Ein neue Krebsforschung zeigt, dass Wissenschafter Krebszellen zu Tode stimulieren können. Dazu nahmen die Forscher die Substanz MCB-613 ins Visier.
Das typische Merkmal einer Krebszelle ist ihre gefährliche Überaktivität – die im Zuge des Tumorwachstums außer Kontrolle geratene Zellteilung stellt für Krebszellen einen enormen Stressfaktor dar und ist gleichzeitig Angriffspunkt eines neuen Wirkstoffes. US-Forschern gelang es, Tumorzellen durch eine Substanz so heftig zu stimulieren, dass diese schließlich kollabierten.
Die soeben im Fachjournal Cancer Cell veröffentlichte Studie sei, den Experten zufolge, eine vielversprechende und äußerst wertvolle Erkenntnis in Hinblick auf zukünftige Krebstherapien. Im Mausmodell zeigt das aktuelle Konzept bereits vielversprechende Ergebnisse.

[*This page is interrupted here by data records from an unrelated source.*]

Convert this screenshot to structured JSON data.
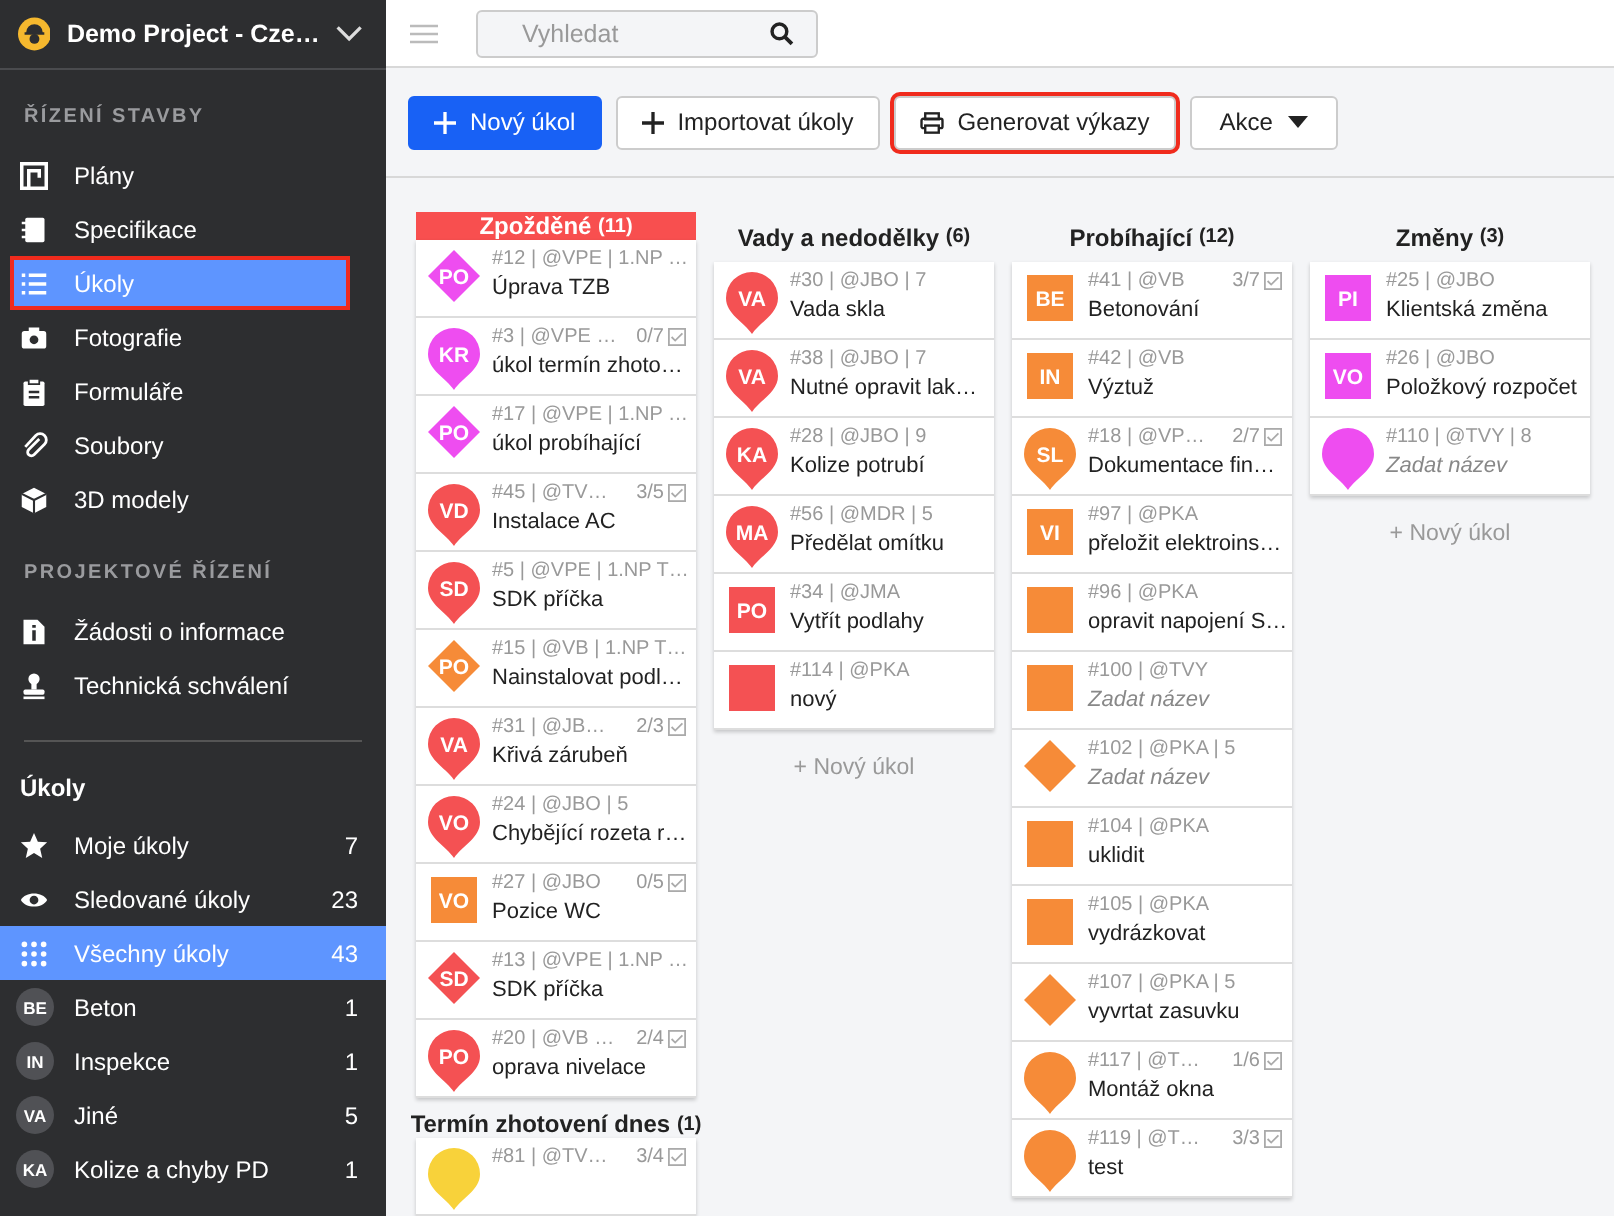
{
  "sidebar": {
    "project": "Demo Project - Cze…",
    "sections": [
      {
        "title": "ŘÍZENÍ STAVBY",
        "items": [
          {
            "label": "Plány",
            "selected": false,
            "outlined": false
          },
          {
            "label": "Specifikace",
            "selected": false,
            "outlined": false
          },
          {
            "label": "Úkoly",
            "selected": true,
            "outlined": true
          },
          {
            "label": "Fotografie",
            "selected": false,
            "outlined": false
          },
          {
            "label": "Formuláře",
            "selected": false,
            "outlined": false
          },
          {
            "label": "Soubory",
            "selected": false,
            "outlined": false
          },
          {
            "label": "3D modely",
            "selected": false,
            "outlined": false
          }
        ]
      },
      {
        "title": "PROJEKTOVÉ ŘÍZENÍ",
        "items": [
          {
            "label": "Žádosti o informace",
            "selected": false,
            "outlined": false
          },
          {
            "label": "Technická schválení",
            "selected": false,
            "outlined": false
          }
        ]
      }
    ],
    "filters_title": "Úkoly",
    "filters": [
      {
        "label": "Moje úkoly",
        "count": "7",
        "selected": false
      },
      {
        "label": "Sledované úkoly",
        "count": "23",
        "selected": false
      },
      {
        "label": "Všechny úkoly",
        "count": "43",
        "selected": true
      },
      {
        "badge": "BE",
        "label": "Beton",
        "count": "1",
        "selected": false
      },
      {
        "badge": "IN",
        "label": "Inspekce",
        "count": "1",
        "selected": false
      },
      {
        "badge": "VA",
        "label": "Jiné",
        "count": "5",
        "selected": false
      },
      {
        "badge": "KA",
        "label": "Kolize a chyby PD",
        "count": "1",
        "selected": false
      }
    ]
  },
  "search": {
    "placeholder": "Vyhledat"
  },
  "toolbar": [
    {
      "kind": "primary-add",
      "label": "Nový úkol",
      "outlined": false
    },
    {
      "kind": "plain-add",
      "label": "Importovat úkoly",
      "outlined": false
    },
    {
      "kind": "print",
      "label": "Generovat výkazy",
      "outlined": true
    },
    {
      "kind": "dropdown",
      "label": "Akce",
      "outlined": false
    }
  ],
  "columns": [
    {
      "groups": [
        {
          "title": "Zpožděné",
          "count": "(11)",
          "highlighted": true,
          "tasks": [
            {
              "marker": {
                "kind": "diamond",
                "color": "#ee4df0",
                "label": "PO"
              },
              "meta": "#12 | @VPE | 1.NP …",
              "title": "Úprava TZB"
            },
            {
              "marker": {
                "kind": "pin",
                "color": "#ee4df0",
                "label": "KR"
              },
              "meta": "#3 | @VPE …",
              "progress": "0/7",
              "title": "úkol termín zhoto…"
            },
            {
              "marker": {
                "kind": "diamond",
                "color": "#ee4df0",
                "label": "PO"
              },
              "meta": "#17 | @VPE | 1.NP …",
              "title": "úkol probíhající"
            },
            {
              "marker": {
                "kind": "pin",
                "color": "#f45153",
                "label": "VD"
              },
              "meta": "#45 | @TV…",
              "progress": "3/5",
              "title": "Instalace AC"
            },
            {
              "marker": {
                "kind": "pin",
                "color": "#f45153",
                "label": "SD"
              },
              "meta": "#5 | @VPE | 1.NP T…",
              "title": "SDK příčka"
            },
            {
              "marker": {
                "kind": "diamond",
                "color": "#f68b38",
                "label": "PO"
              },
              "meta": "#15 | @VB | 1.NP T…",
              "title": "Nainstalovat podl…"
            },
            {
              "marker": {
                "kind": "pin",
                "color": "#f45153",
                "label": "VA"
              },
              "meta": "#31 | @JB…",
              "progress": "2/3",
              "title": "Křivá zárubeň"
            },
            {
              "marker": {
                "kind": "pin",
                "color": "#f45153",
                "label": "VO"
              },
              "meta": "#24 | @JBO | 5",
              "title": "Chybějící rozeta r…"
            },
            {
              "marker": {
                "kind": "square",
                "color": "#f68b38",
                "label": "VO"
              },
              "meta": "#27 | @JBO",
              "progress": "0/5",
              "title": "Pozice WC"
            },
            {
              "marker": {
                "kind": "diamond",
                "color": "#f45153",
                "label": "SD"
              },
              "meta": "#13 | @VPE | 1.NP …",
              "title": "SDK příčka"
            },
            {
              "marker": {
                "kind": "pin",
                "color": "#f45153",
                "label": "PO"
              },
              "meta": "#20 | @VB …",
              "progress": "2/4",
              "title": "oprava nivelace"
            }
          ]
        },
        {
          "title": "Termín zhotovení dnes",
          "count": "(1)",
          "highlighted": false,
          "tasks": [
            {
              "marker": {
                "kind": "pin",
                "color": "#f8d23a"
              },
              "meta": "#81 | @TV…",
              "progress": "3/4"
            }
          ]
        }
      ]
    },
    {
      "groups": [
        {
          "title": "Vady a nedodělky",
          "count": "(6)",
          "highlighted": false,
          "tasks": [
            {
              "marker": {
                "kind": "pin",
                "color": "#f45153",
                "label": "VA"
              },
              "meta": "#30 | @JBO | 7",
              "title": "Vada skla"
            },
            {
              "marker": {
                "kind": "pin",
                "color": "#f45153",
                "label": "VA"
              },
              "meta": "#38 | @JBO | 7",
              "title": "Nutné opravit lak…"
            },
            {
              "marker": {
                "kind": "pin",
                "color": "#f45153",
                "label": "KA"
              },
              "meta": "#28 | @JBO | 9",
              "title": "Kolize potrubí"
            },
            {
              "marker": {
                "kind": "pin",
                "color": "#f45153",
                "label": "MA"
              },
              "meta": "#56 | @MDR | 5",
              "title": "Předělat omítku"
            },
            {
              "marker": {
                "kind": "square",
                "color": "#f45153",
                "label": "PO"
              },
              "meta": "#34 | @JMA",
              "title": "Vytřít podlahy"
            },
            {
              "marker": {
                "kind": "square",
                "color": "#f45153"
              },
              "meta": "#114 | @PKA",
              "title": "nový"
            }
          ]
        }
      ],
      "add_label": "+ Nový úkol"
    },
    {
      "groups": [
        {
          "title": "Probíhající",
          "count": "(12)",
          "highlighted": false,
          "tasks": [
            {
              "marker": {
                "kind": "square",
                "color": "#f68b38",
                "label": "BE"
              },
              "meta": "#41 | @VB",
              "progress": "3/7",
              "title": "Betonování"
            },
            {
              "marker": {
                "kind": "square",
                "color": "#f68b38",
                "label": "IN"
              },
              "meta": "#42 | @VB",
              "title": "Výztuž"
            },
            {
              "marker": {
                "kind": "pin",
                "color": "#f68b38",
                "label": "SL"
              },
              "meta": "#18 | @VP…",
              "progress": "2/7",
              "title": "Dokumentace fin…"
            },
            {
              "marker": {
                "kind": "square",
                "color": "#f68b38",
                "label": "VI"
              },
              "meta": "#97 | @PKA",
              "title": "přeložit elektroins…"
            },
            {
              "marker": {
                "kind": "square",
                "color": "#f68b38"
              },
              "meta": "#96 | @PKA",
              "title": "opravit napojení S…"
            },
            {
              "marker": {
                "kind": "square",
                "color": "#f68b38"
              },
              "meta": "#100 | @TVY",
              "title": "Zadat název",
              "untitled": true
            },
            {
              "marker": {
                "kind": "diamond",
                "color": "#f68b38"
              },
              "meta": "#102 | @PKA | 5",
              "title": "Zadat název",
              "untitled": true
            },
            {
              "marker": {
                "kind": "square",
                "color": "#f68b38"
              },
              "meta": "#104 | @PKA",
              "title": "uklidit"
            },
            {
              "marker": {
                "kind": "square",
                "color": "#f68b38"
              },
              "meta": "#105 | @PKA",
              "title": "vydrázkovat"
            },
            {
              "marker": {
                "kind": "diamond",
                "color": "#f68b38"
              },
              "meta": "#107 | @PKA | 5",
              "title": "vyvrtat zasuvku"
            },
            {
              "marker": {
                "kind": "pin",
                "color": "#f68b38"
              },
              "meta": "#117 | @T…",
              "progress": "1/6",
              "title": "Montáž okna"
            },
            {
              "marker": {
                "kind": "pin",
                "color": "#f68b38"
              },
              "meta": "#119 | @T…",
              "progress": "3/3",
              "title": "test"
            }
          ]
        }
      ]
    },
    {
      "groups": [
        {
          "title": "Změny",
          "count": "(3)",
          "highlighted": false,
          "tasks": [
            {
              "marker": {
                "kind": "square",
                "color": "#ee4df0",
                "label": "PI"
              },
              "meta": "#25 | @JBO",
              "title": "Klientská změna"
            },
            {
              "marker": {
                "kind": "square",
                "color": "#ee4df0",
                "label": "VO"
              },
              "meta": "#26 | @JBO",
              "title": "Položkový rozpočet"
            },
            {
              "marker": {
                "kind": "pin",
                "color": "#ee4df0"
              },
              "meta": "#110 | @TVY | 8",
              "title": "Zadat název",
              "untitled": true
            }
          ]
        }
      ],
      "add_label": "+ Nový úkol"
    }
  ]
}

Krebszellen verfügen über Mutationen in sogenannten Onkogenen. Dabei handelt es sich um bestimmte zelluläre Erbanlagen, die bei entsprechender Störung einen Übergang vom normalen Wachstumsverhalten zu ungebremstem Tumorwachstum verursachen. Bisher konzentrierte sich ein Großteil der Krebsforschung auf die Suche nach Substanzen, mit der Fähigkeit, die Aktivität dieser Onkogene zu beeinflussen.
Dabei stellen besonders die Mitglieder der Onkogen-Familie der Steroidrezeptor-Koaktivatoren (SRC) vielversprechende therapeutische Targets dar. Sie sind an der Produktion jener Proteine beteiligt, die für das ungehemmte Tumorwachstum verantwortlich sind.
In einer vorhergehenden Studie führten Bert O’Malley vom Baylor College of Medicine ein Substanzen-Screening durch, um SRC-hemmende Moleküle zu identifizieren, die Krebszellen zu töten und das Tumorwachstum im Tiermodell unterbinden zu könnten.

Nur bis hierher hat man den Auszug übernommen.